In this part of the analysis, our samples give an error. As it can be seen on the graph, there is a high level of duplicated sequences shown as a peak (2 high peaks) in the blue line. Even though this is concerning, we should also note that human RNA-seq data contains tons of sequences that vary in their expression in the human body. To be able to detect lowly expressed transcripts, over-sequencing the highly expressed transcripts is sometimes necessary. This is most likely the reason for our unwanted peaks.

## Overrepresented Sequences

There were not observed any overrepresented sequences in any of the fastq files

## Adapter Content

![Screen%20Shot%202020-10-12%20at%2022.15.15.png](attachment:Screen%20Shot%202020-10-12%20at%2022.15.15.png)

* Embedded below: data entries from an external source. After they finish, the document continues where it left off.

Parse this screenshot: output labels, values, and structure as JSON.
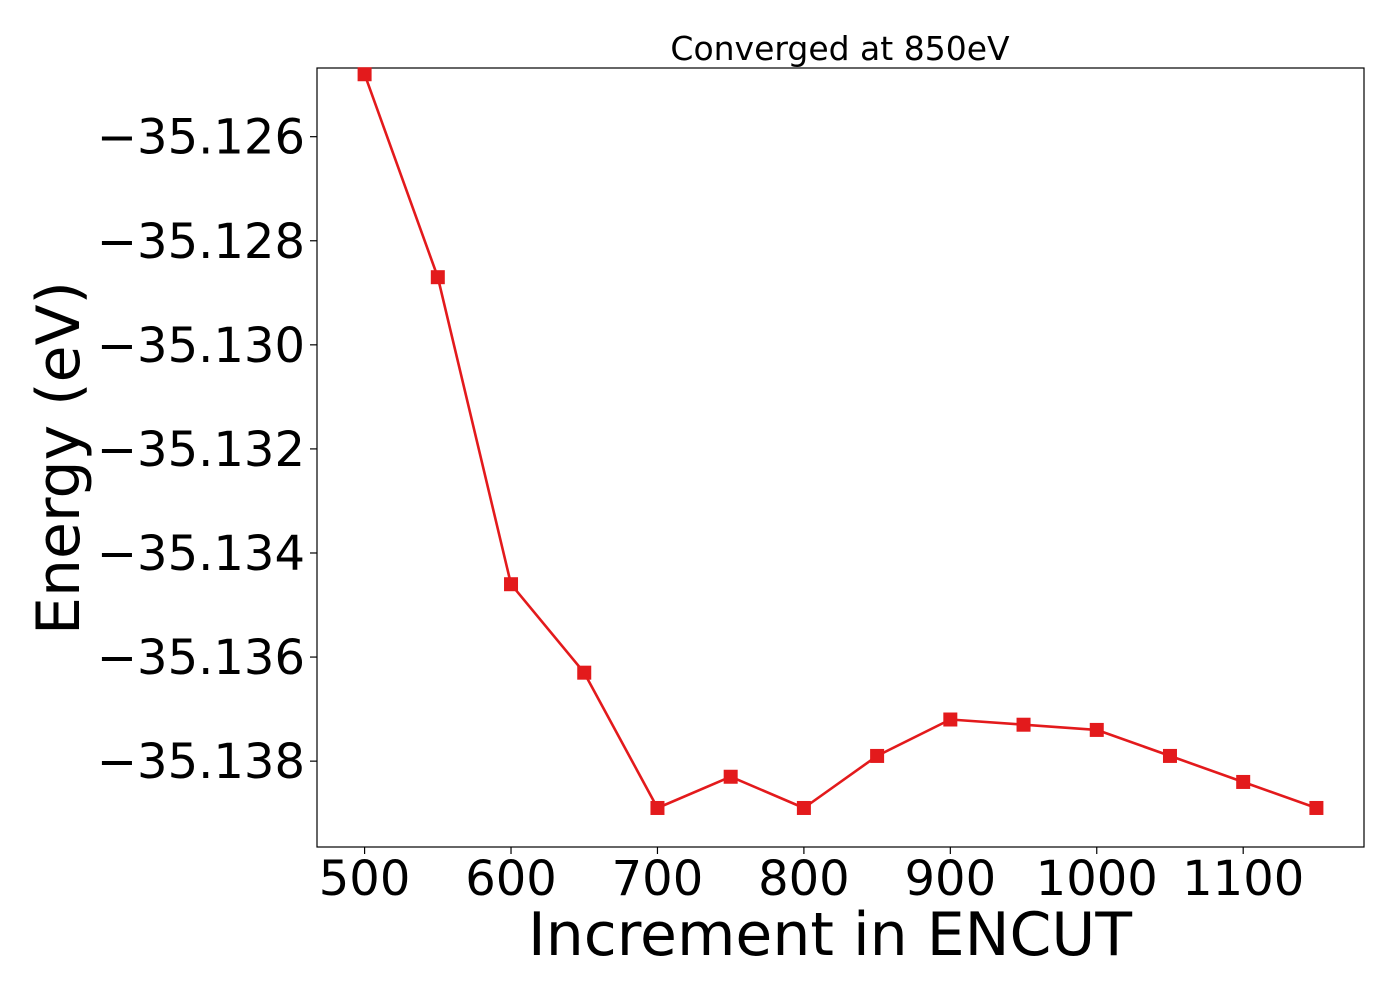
{
  "chart_data": {
    "type": "line",
    "title": "Converged at 850eV",
    "xlabel": "Increment in ENCUT",
    "ylabel": "Energy (eV)",
    "xlim": [
      467.5,
      1182.5
    ],
    "ylim": [
      -35.13965,
      -35.12468
    ],
    "x_ticks": [
      500,
      600,
      700,
      800,
      900,
      1000,
      1100
    ],
    "x_tick_labels": [
      "500",
      "600",
      "700",
      "800",
      "900",
      "1000",
      "1100"
    ],
    "y_ticks": [
      -35.126,
      -35.128,
      -35.13,
      -35.132,
      -35.134,
      -35.136,
      -35.138
    ],
    "y_tick_labels": [
      "−35.126",
      "−35.128",
      "−35.130",
      "−35.132",
      "−35.134",
      "−35.136",
      "−35.138"
    ],
    "grid": false,
    "series": [
      {
        "color": "#e31a1c",
        "marker": "square",
        "x": [
          500,
          550,
          600,
          650,
          700,
          750,
          800,
          850,
          900,
          950,
          1000,
          1050,
          1100,
          1150
        ],
        "y": [
          -35.1248,
          -35.1287,
          -35.1346,
          -35.1363,
          -35.1389,
          -35.1383,
          -35.1389,
          -35.1379,
          -35.1372,
          -35.1373,
          -35.1374,
          -35.1379,
          -35.1384,
          -35.1389
        ]
      }
    ]
  }
}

This part checks for adapter content in our sequences. Since adapters were trimmed, this part shows zero adapters and gives no warnings/errors.

## KMer Content

![Screen%20Shot%202020-10-12%20at%2022.16.02.png](attachment:Screen%20Shot%202020-10-12%20at%2022.16.02.png)

This plot shows if there is overrepresentation for some kmers in the sequences in our fastq file. This might be due to a bias, but it might also be due to the natural occurance of these sequence biologically. Our fastq files give an error for this part.

This error is due to the beginning of the sequences, as can be seen in the plot, this is not something to be alarmed about as it's most likely due to random priming.